April 16, 2014
Pieces of eight
The sluggish start to newly permitted dollar purchases for private savers might be due to rather more than technical teething troubles for the new system. For a start, the new mechanism has enough built-in filters to reduce the opening to the merest chink — ceilings of US$2,000 a month and 20 percent of a salary whose floor of 7,200 pesos excludes a large majority of tax-payers (will this figure of 7,200 now become a prime target for collective wage bargaining negotiations when they start, just as the income tax floor was the obsession in last year’s pay talks?). But the simple factor of prior authorization by the AFIP tax bureau might well be a bigger hurdle than any of these filters (or the 20 percent surcharge slapped on those who want their dollars in cash rather than in fixed-term deposits for a year). While true blue is the latest colour choice for the parallel greenback, we should never forget that this is an illegal market at the end of the day and not too much of its money would thus be eligible for the new system — nor should we forget that this market usually has an extremely tiny volume out of all proportion to its huge and perhaps overrated economic impact (sometimes hardly larger than the trickle legally exchanged on Monday).
This reduced volume also conspires against large enough sums of this legally acquired currency rushing into the “blue” market and sharply reducing a value still stubbornly 50 percent ahead of the official exchange rate, despite last week’s major devaluation — the accusation of UNEN Senator Fernando “Pino” Solanas that the government has just facilitated a new speculative killing for those buying dollars at the official exchange rate of eight pesos (or 9.60 with the surcharge) and then selling them for 12-13 pesos on the “blue” market might be mathematically plausible but the quantities are too insignificant. Even if the volume of interest yesterday was 500 times higher than Monday’s trading, the former sum was still only half the Central Bank reserves sacrificed daily in the last few days to tame the “blue” dollar.
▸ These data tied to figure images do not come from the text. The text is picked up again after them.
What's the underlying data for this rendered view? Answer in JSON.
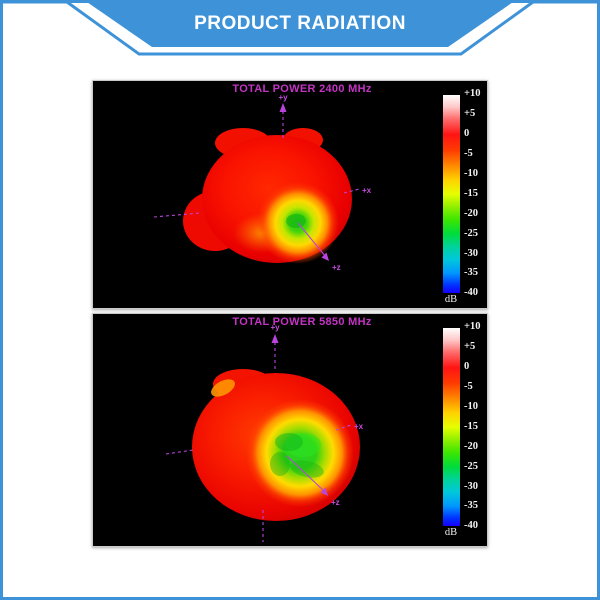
{
  "header": {
    "title": "PRODUCT RADIATION"
  },
  "colors": {
    "banner_blue": "#3E93D8",
    "plot_title_magenta": "#C433C4",
    "axis_magenta": "#BB44DD",
    "panel_background": "#000000"
  },
  "plots": [
    {
      "title": "TOTAL POWER 2400 MHz",
      "axes": {
        "up": "+y",
        "right": "+x",
        "lobe": "+z"
      },
      "colorbar": {
        "unit": "dB",
        "ticks": [
          "+10",
          "+5",
          "0",
          "-5",
          "-10",
          "-15",
          "-20",
          "-25",
          "-30",
          "-35",
          "-40"
        ]
      }
    },
    {
      "title": "TOTAL POWER 5850 MHz",
      "axes": {
        "up": "+y",
        "right": "+x",
        "lobe": "+z"
      },
      "colorbar": {
        "unit": "dB",
        "ticks": [
          "+10",
          "+5",
          "0",
          "-5",
          "-10",
          "-15",
          "-20",
          "-25",
          "-30",
          "-35",
          "-40"
        ]
      }
    }
  ],
  "chart_data": [
    {
      "type": "heatmap",
      "chart_kind": "3D far-field radiation pattern",
      "title": "TOTAL POWER 2400 MHz",
      "frequency_mhz": 2400,
      "axes_shown": [
        "+y",
        "+x",
        "+z"
      ],
      "colorbar_label": "dB",
      "colorbar_range": [
        -40,
        10
      ],
      "colorbar_ticks": [
        10,
        5,
        0,
        -5,
        -10,
        -15,
        -20,
        -25,
        -30,
        -35,
        -40
      ],
      "legend_position": "right",
      "pattern_description": "Nearly omnidirectional red lobe (~0 to +5 dB) with a small localized null (~-15 to -20 dB, green) in the +z direction"
    },
    {
      "type": "heatmap",
      "chart_kind": "3D far-field radiation pattern",
      "title": "TOTAL POWER 5850 MHz",
      "frequency_mhz": 5850,
      "axes_shown": [
        "+y",
        "+x",
        "+z"
      ],
      "colorbar_label": "dB",
      "colorbar_range": [
        -40,
        10
      ],
      "colorbar_ticks": [
        10,
        5,
        0,
        -5,
        -10,
        -15,
        -20,
        -25,
        -30,
        -35,
        -40
      ],
      "legend_position": "right",
      "pattern_description": "Red/orange lobe (~0 dB) with a broad deep null (~-15 to -25 dB, green) centered on the +z axis"
    }
  ]
}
If the importance of money markets in general and the “blue” in particular is thus relative, what is the decisive factor? This new monetary scenario is all about credibility, which in turn hinges on inflation — if that cannot be tamed, exporters will continue to hold back awaiting future depreciation, importers will continue pressing for dollars and the reserves will keep on falling. In days to come, the price front should thus be far more crucial than the exchange markets, whether legal or illegal.